Piling Pelion on Ossa

(Never let it be said that Thorax has abandoned classical erudition in favour of mere vulgar abuse!). There is enough misery from pneumonia without Doctors causing more cases. Evidence is mounting that among the risks of inhaled corticosteroid use is an increased risk of pneumonia and other infections, not least in patients with chronic obstructive pulmonary disease (COPD). The paper by Suissa et al (see page 1029, Hot topic) in this issue suggests that the risk of pneumonia might be greater with fluticasone than budesonide containing inhalers. Interpretation of their primary care database study is not straightforward as it is difficult to exclude with confidence confounding by diagnosis (patients with asthma are more likely to get budesonide) or severity (patients with more severe disease are more likely to get the newest and fanciest treatment). This latter possibility is an important one as it is likely to be an issue in the early stages of the introduction of all new treatments. Is there any way to sort this out? Answers in the form of letters or an opinion article would be most welcome. Old and young fogeys will maintain that the good old randomised control trial provides more solid data than primary care database studies, which themselves trump what Dante would surely have put in an even more outermost circle of Hell, namely comparative effectiveness research and other refuges of the terminally besotted with the latest trendiness. Whatever the ultimate conclusion of the fluticasone/budesonide/pneumonia risk debate, surely the main issue, as has been stressed in the Journal before, is that bad things will happen if potent immunosuppressive drugs are applied indiscriminately to an airway epithelium perpetually in the front line of the fight against invasive infection. We must start routinely to measure what we are treating in airway disease, including response to treatment. Current treatment of most patients with COPD with inhaled corticosteroids is as barmy as measuring anaemia by looking at a protruding tongue (or maybe an upthrust finger would better meet the case) and treating all such diagnosed ‘anaemic’ patients with vitamin B12 injections. Furthermore, in a developing world setting, the peddlers of expensive inhaled corticosteroids to those who can ill afford them, who live in regions where community acquired pneumonia is endemic, for the most dubious of indications bear a heavy responsibility.

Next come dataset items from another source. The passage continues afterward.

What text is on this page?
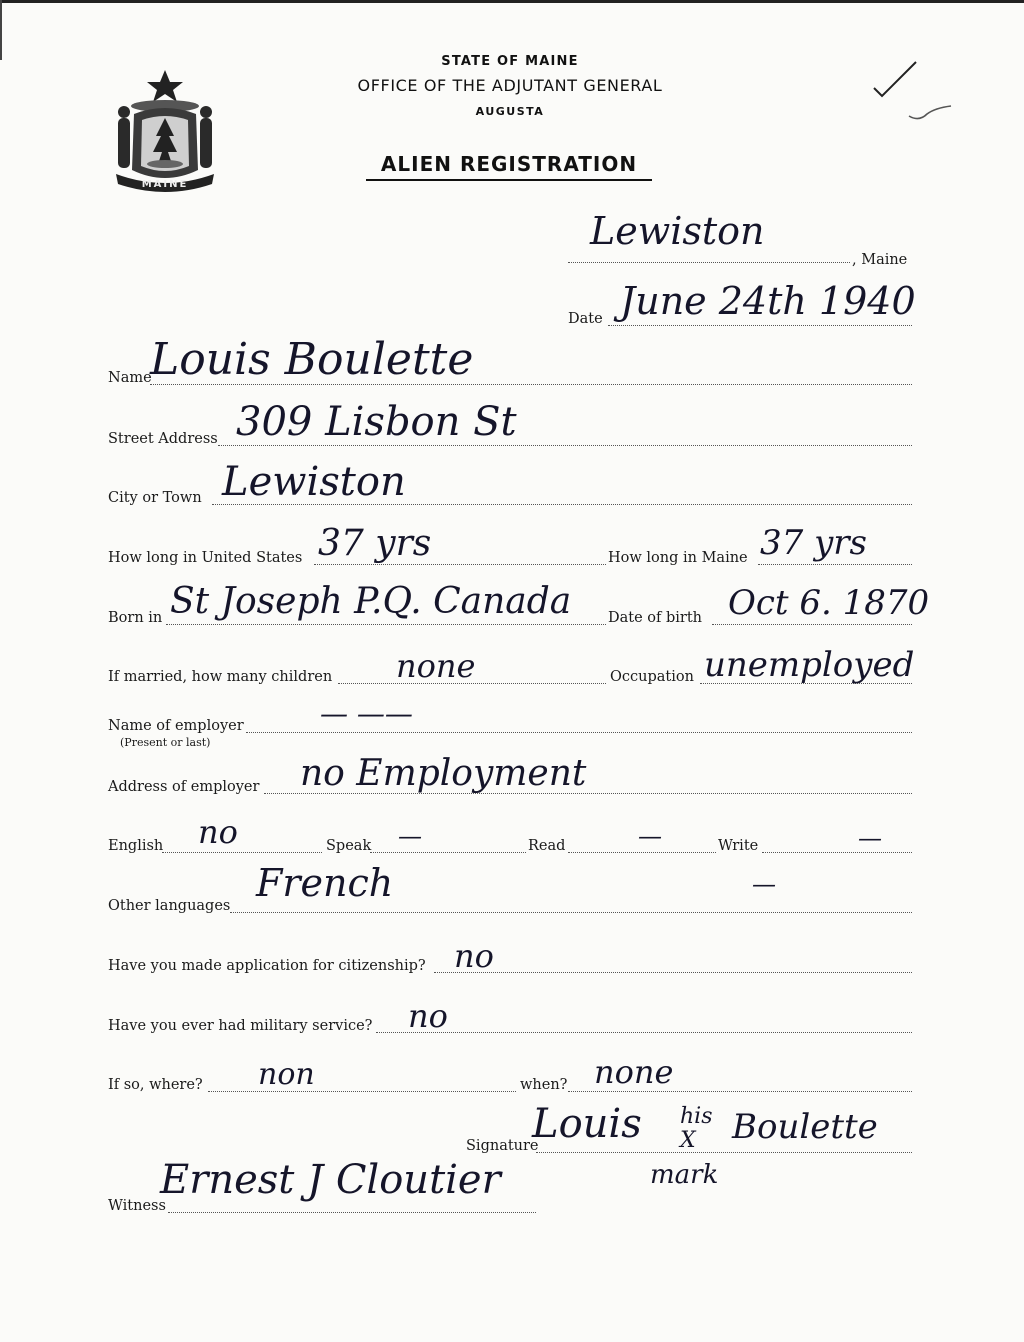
MAINE
STATE OF MAINE
OFFICE OF THE ADJUTANT GENERAL
AUGUSTA
ALIEN REGISTRATION
Lewiston
, Maine
Date June 24th 1940
Name
Louis Boulette
Street Address 309 Lisbon St
City or Town Lewiston
How long in United States 37 yrs	How long in Maine 37 yrs
Born in St Joseph P.Q. Canada	Date of birth Oct 6. 1870
If married, how many children none	Occupation unemployed
Name of employer
(Present or last)
— ——
Address of employer no Employment
English no	Speak —	Read	—	Write	—
Other languages
French	—
Have you made application for citizenship? no
Have you ever had military service? no
If so, where? non	when? none
Signature
Louis his
X Boulette
mark
Witness
Ernest J Cloutier
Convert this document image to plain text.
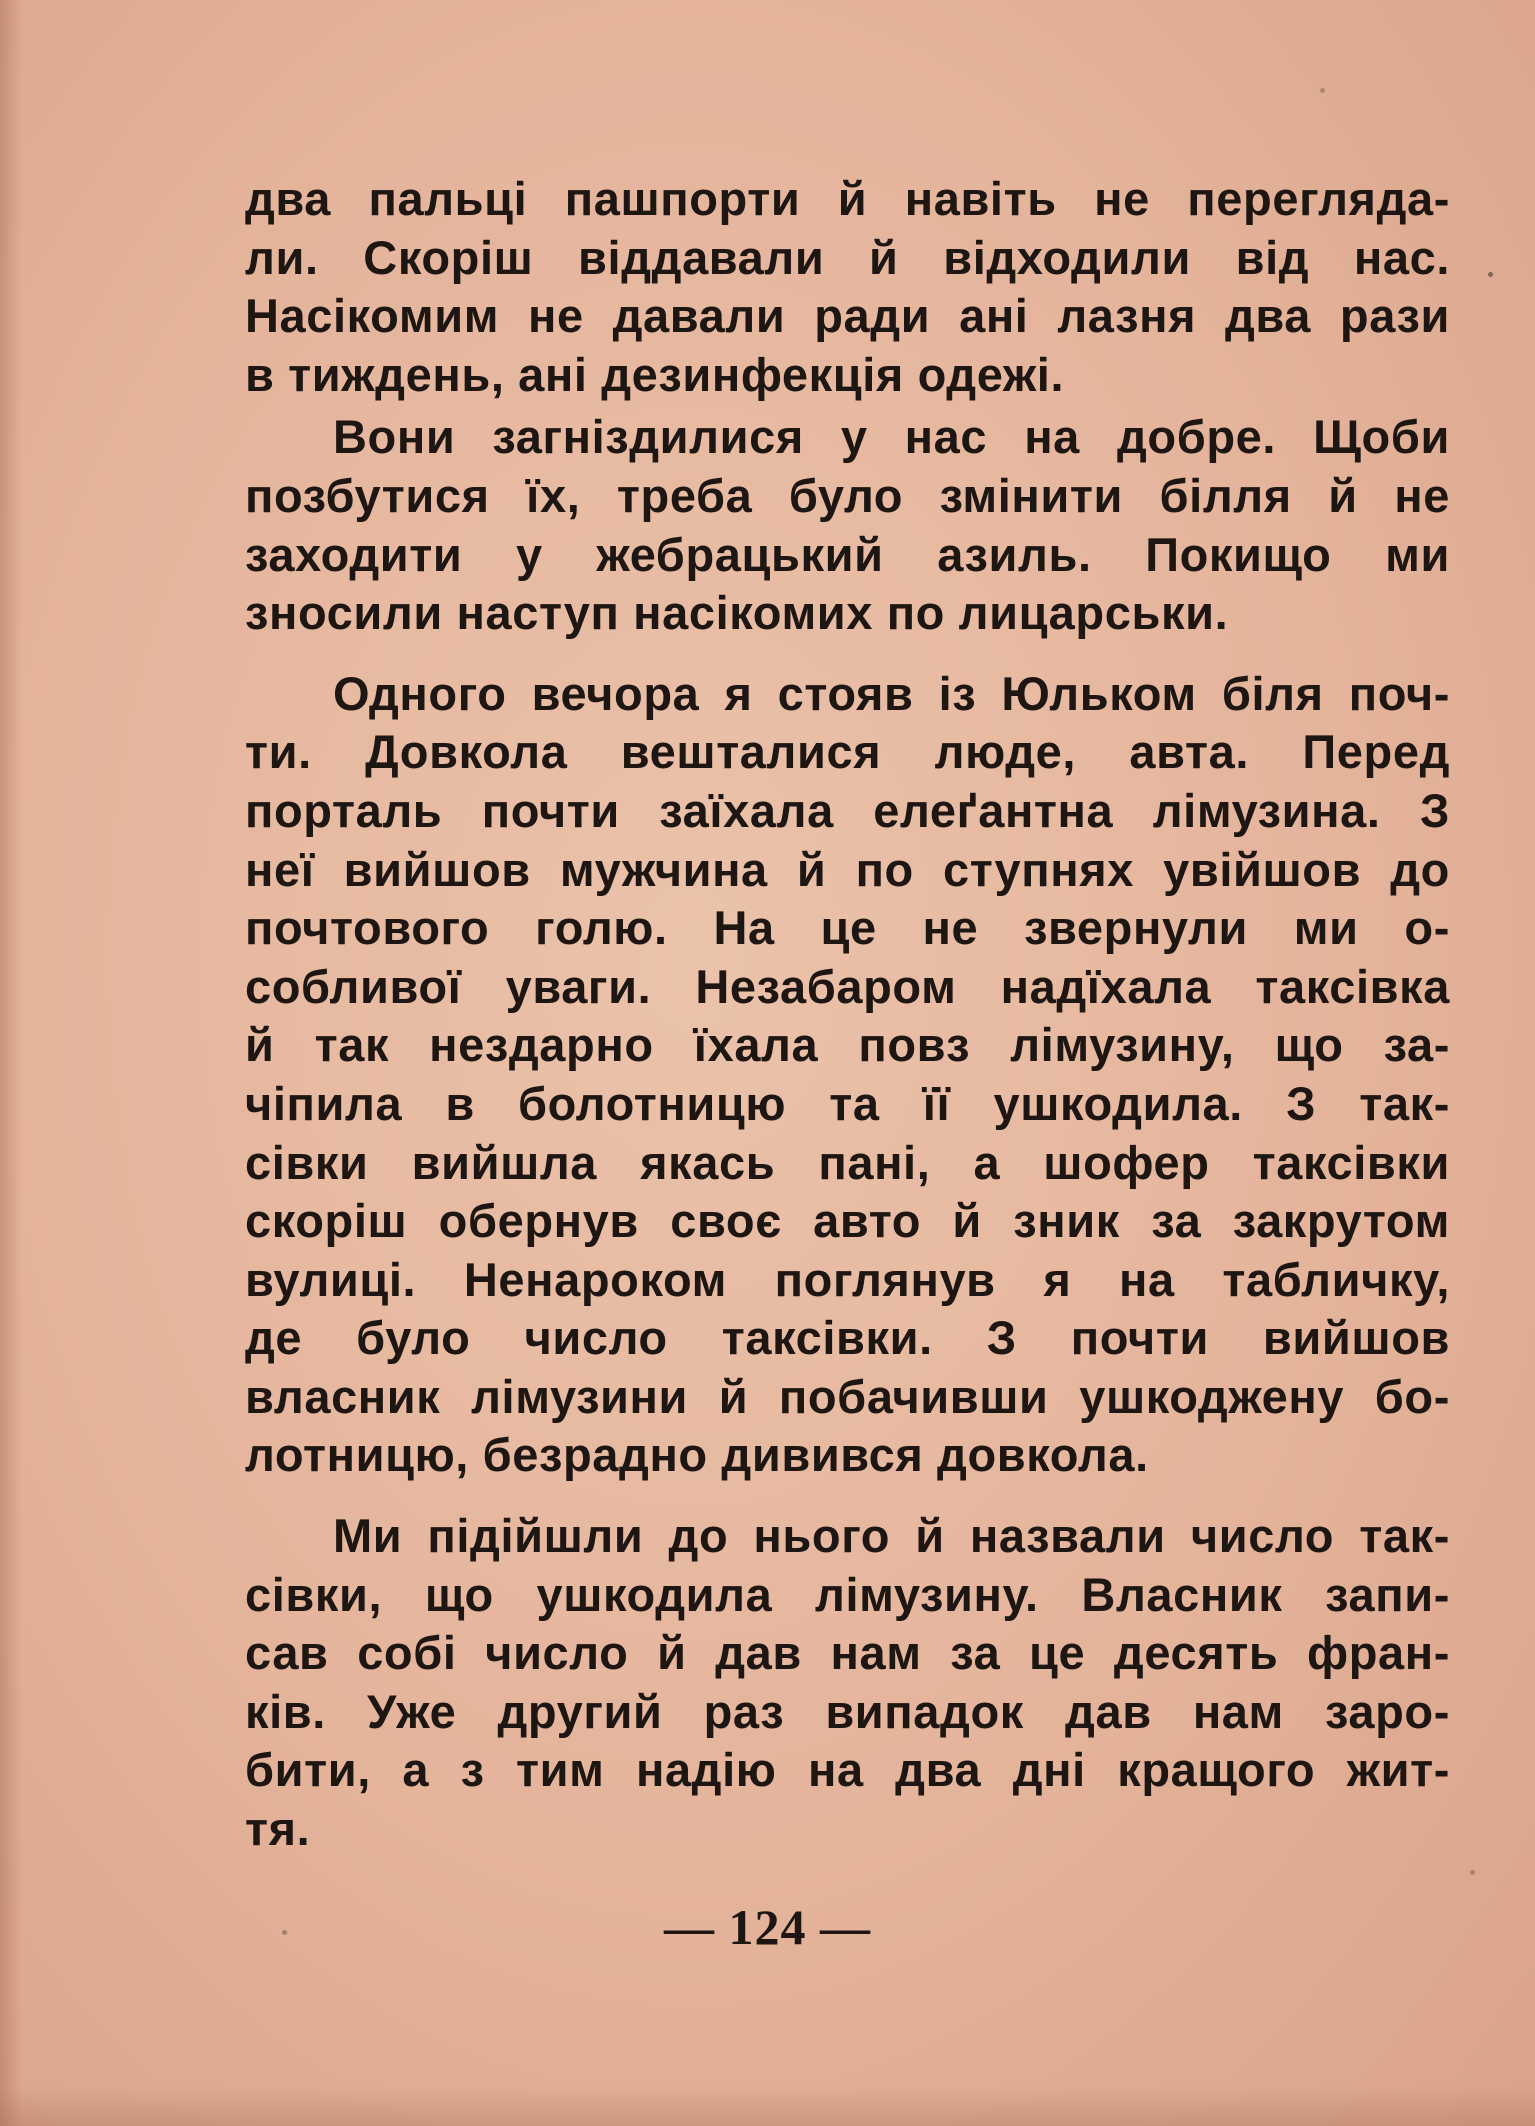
два пальці пашпорти й навіть не переглядa-
ли. Скоріш віддавали й відходили від нас.
Насікомим не давали ради ані лазня два рази
в тиждень, ані дезинфекція одежі.
Вони загніздилися у нас на добре. Щоби
позбутися їх, треба було змінити білля й не
заходити у жебрацький азиль. Покищо ми
зносили наступ насікомих по лицарськи.
Одного вечора я стояв із Юльком біля поч-
ти. Довкола вешталися люде, авта. Перед
порталь почти заїхала елеґантна лімузина. З
неї вийшов мужчина й по ступнях увійшов до
почтового голю. На це не звернули ми о-
собливої уваги. Незабаром надїхала таксівка
й так нездарно їхала повз лімузину, що за-
чіпила в болотницю та її ушкодила. З так-
сівки вийшла якась пані, а шофер таксівки
скоріш обернув своє авто й зник за закрутом
вулиці. Ненароком поглянув я на табличку,
де було число таксівки. З почти вийшов
власник лімузини й побачивши ушкоджену бо-
лотницю, безрадно дивився довкола.
Ми підійшли до нього й назвали число так-
сівки, що ушкодила лімузину. Власник запи-
сав собі число й дав нам за це десять фран-
ків. Уже другий раз випадок дав нам заро-
бити, а з тим надію на два дні кращого жит-
тя.
— 124 —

Another blow to the special relationship?

Hot on the heels of the recent vote on Syria in the House of Commons comes a new source of Anglo-American discord. American guidelines recommend different antibiotics for healthcare associated as opposed to community acquired pneumonia as the condition is thought more likely to be associated with multi-drug resistant infections. Eva Polverino and colleagues (see page 1007, Editors' choice) question this dogma in a case-control study based in 12 Spanish hospitals. They found no difference in microbial aetiology in patients who meet accepted criteria for healthcare associated pneumonia. However, patients unsurprisingly did have more co-morbidity, more severe pneumonia and worse outcomes. Mark Woodhead (see page 985) cannot see a justification for retaining the community/hospital acquired pneumonia sub-division in healthcare systems where anticipated rates of multi-resistant pathogens are low and questions whether retaining this distinction might lead to worsening bacterial antibiotic resistance. Has another of Medicine's sacred cows been efficiently forwarded to the abattoir, or will the Empire strike back? We welcome views from both sides of the Atlantic (and anywhere else).

Bricking it?

Is it a lung, is it a liver or is it Professor Pavord's latest attempt at a culinary masterpiece? The source is a 76-year-old bricklayer and the answers are in the Pulmonary Puzzle (see page 1078). No cheating!